Be Prepared for a Flood
Floods can happen anytime and anywhere. And they can happen fast. So whether you live near the water or not, you should always be ready. Here are some important things you can do to prepare.
• Copy your most important documents (mortgage papers, deed, passport, bank information).
• Keep copies in your home and store originals in a secure place outside the home, possibly in a safe deposit box.
• Take photos of your most valuable possessions (furniture, musical instruments, electronic equipment)
• Store copies with other documents.
• Save and store receipts for any expensive household items (appliances, electronic equipment, etc) so that you have proof of original cost.
• Make an itemized list of other possessions, such as clothing, books, small kitchen appliances, etc. You don’t have to note every item and its cost, but the more comprehensive your list, the better.
• Flood insurance only covers basement equipment essential to the structure of the building such as a furnace and hot water heater.
• Review your policy and ask us questions to make sure you have the proper level of protection.
Have an Emergency Plan
• Provide your insurance agent, employer, and family with emergency contact information, so that you can be reached after a flood.

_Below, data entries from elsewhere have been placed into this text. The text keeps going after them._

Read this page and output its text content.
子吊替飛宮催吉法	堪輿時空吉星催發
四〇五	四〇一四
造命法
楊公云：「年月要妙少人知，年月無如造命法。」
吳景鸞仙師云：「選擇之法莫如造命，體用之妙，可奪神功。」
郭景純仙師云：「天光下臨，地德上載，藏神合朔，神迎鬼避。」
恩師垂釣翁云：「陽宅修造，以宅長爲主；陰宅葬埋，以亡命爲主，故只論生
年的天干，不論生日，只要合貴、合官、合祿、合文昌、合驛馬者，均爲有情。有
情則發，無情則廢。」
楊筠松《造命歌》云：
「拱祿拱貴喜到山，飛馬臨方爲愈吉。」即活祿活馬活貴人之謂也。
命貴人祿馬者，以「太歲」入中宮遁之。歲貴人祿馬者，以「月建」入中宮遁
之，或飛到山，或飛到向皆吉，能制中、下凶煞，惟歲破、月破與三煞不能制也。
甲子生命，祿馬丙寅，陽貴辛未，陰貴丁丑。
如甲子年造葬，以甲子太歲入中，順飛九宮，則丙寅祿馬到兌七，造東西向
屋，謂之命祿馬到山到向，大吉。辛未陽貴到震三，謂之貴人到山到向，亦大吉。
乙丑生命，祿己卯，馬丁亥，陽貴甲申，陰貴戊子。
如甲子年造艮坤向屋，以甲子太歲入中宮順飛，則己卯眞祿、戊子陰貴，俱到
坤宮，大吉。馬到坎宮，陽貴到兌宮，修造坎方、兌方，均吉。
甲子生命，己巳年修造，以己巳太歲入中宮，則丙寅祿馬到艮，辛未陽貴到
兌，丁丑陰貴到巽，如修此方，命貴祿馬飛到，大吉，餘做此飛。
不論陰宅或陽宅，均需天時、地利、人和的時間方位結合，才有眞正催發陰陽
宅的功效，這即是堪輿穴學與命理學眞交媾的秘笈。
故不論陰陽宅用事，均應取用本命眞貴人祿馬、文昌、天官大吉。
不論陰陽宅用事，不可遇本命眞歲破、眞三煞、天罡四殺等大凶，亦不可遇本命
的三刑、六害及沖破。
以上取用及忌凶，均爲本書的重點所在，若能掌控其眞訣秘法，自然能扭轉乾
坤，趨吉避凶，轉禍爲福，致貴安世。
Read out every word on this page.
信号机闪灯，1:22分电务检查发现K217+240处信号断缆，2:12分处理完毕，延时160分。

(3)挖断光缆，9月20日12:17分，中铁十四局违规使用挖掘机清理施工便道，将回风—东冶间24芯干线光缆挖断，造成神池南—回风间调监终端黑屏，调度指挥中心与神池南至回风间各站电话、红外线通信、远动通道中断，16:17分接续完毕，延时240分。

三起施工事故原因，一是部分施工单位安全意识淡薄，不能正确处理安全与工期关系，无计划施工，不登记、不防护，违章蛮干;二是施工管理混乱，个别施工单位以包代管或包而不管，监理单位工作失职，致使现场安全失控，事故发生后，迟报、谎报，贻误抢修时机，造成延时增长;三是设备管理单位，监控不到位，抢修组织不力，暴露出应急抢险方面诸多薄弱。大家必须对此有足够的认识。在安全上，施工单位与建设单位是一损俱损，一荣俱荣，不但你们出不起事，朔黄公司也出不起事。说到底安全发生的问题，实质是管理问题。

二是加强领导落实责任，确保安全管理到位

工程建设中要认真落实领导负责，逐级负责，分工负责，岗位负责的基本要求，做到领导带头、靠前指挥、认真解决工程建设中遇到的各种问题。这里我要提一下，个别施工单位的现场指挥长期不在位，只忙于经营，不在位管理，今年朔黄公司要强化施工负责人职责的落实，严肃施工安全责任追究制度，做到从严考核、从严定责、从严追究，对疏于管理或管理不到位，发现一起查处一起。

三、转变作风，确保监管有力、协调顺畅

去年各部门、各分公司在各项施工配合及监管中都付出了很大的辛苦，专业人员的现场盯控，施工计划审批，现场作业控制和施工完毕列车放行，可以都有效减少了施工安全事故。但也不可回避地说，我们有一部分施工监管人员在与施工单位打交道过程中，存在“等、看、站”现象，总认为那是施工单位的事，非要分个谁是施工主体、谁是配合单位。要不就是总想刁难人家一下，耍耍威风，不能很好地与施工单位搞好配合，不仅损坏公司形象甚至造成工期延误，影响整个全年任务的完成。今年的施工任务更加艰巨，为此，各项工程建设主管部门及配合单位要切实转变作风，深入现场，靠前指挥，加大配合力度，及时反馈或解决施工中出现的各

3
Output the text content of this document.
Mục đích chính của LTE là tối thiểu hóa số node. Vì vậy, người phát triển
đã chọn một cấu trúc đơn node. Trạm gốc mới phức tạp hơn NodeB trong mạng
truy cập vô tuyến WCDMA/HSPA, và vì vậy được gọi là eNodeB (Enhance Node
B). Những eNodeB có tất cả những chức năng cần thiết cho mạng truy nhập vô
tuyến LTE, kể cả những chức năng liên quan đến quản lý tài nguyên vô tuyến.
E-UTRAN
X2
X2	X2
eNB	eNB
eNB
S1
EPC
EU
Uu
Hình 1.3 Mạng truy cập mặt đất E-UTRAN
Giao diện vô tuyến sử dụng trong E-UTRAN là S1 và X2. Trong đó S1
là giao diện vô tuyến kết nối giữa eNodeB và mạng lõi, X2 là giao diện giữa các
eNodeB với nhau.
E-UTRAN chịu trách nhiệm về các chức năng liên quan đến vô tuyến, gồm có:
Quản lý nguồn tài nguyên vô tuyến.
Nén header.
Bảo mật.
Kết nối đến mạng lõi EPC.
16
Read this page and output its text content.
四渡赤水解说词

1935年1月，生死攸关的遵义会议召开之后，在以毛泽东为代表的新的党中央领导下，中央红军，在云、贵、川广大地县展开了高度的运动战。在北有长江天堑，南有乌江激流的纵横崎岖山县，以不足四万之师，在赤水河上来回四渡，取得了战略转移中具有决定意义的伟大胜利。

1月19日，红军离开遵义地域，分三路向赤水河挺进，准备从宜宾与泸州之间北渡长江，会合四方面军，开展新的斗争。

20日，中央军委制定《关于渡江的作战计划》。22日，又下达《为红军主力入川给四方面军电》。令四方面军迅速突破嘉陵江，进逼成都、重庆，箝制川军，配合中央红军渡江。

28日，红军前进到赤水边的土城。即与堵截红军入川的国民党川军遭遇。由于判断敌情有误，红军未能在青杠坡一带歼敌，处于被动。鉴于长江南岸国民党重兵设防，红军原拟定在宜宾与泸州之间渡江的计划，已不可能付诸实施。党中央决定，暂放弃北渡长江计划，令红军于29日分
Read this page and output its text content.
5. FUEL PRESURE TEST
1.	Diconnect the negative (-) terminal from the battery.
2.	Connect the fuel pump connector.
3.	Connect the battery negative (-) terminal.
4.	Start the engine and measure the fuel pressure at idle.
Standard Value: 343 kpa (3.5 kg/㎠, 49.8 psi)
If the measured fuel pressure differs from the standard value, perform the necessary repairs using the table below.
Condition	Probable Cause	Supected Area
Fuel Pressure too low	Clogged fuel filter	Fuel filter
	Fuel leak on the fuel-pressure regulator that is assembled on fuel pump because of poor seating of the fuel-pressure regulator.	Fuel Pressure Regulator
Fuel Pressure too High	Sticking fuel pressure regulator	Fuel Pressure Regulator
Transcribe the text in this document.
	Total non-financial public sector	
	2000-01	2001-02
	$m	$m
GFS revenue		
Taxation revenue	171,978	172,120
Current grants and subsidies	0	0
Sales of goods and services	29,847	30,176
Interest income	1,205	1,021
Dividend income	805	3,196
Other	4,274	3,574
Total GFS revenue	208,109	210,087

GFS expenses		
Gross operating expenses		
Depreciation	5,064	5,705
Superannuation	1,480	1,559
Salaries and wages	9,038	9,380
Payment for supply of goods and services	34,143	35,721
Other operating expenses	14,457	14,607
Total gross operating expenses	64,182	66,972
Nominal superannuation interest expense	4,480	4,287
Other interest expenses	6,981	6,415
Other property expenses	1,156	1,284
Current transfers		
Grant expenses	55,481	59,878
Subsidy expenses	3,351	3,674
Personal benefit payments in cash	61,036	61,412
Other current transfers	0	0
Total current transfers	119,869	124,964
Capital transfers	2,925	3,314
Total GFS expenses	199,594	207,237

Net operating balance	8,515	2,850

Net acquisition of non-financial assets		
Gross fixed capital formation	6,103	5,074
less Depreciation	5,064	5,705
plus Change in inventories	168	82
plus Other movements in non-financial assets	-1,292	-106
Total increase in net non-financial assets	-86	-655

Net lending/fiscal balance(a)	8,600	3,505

• Put aside an emergency kit equipped with a large flashlight, spare batteries, candles and waterproof matches.
• Keep a minimum 3-day supply of non-perishable food and bottled water on hand.
• Include a battery-powered radio in your emergency kit. Even if you never experience a flood, you’ll be glad to have this kit during a power outage.
• Visit http://www.disasterassistance.gov for more information.
Be Safe During a Flood
Hopefully you never have to experience a flood firsthand. But if you do, there are a few things you can do to stay safe.
• Don’t walk through a flooded area. Just six inches of moving water can knock you down.
• Don’t drive through a flooded area. Just two feet of water can lift and move a car, even an SUV.
• More people drown in their cars than anywhere else during a flood.
• Keep away from downed power lines and any other electrical wires, electrocution is often a major cause of death in floods.
• Watch out for animals who’ve lost their homes during a flood. Animals may seek shelter in your home and aggressively defend themselves.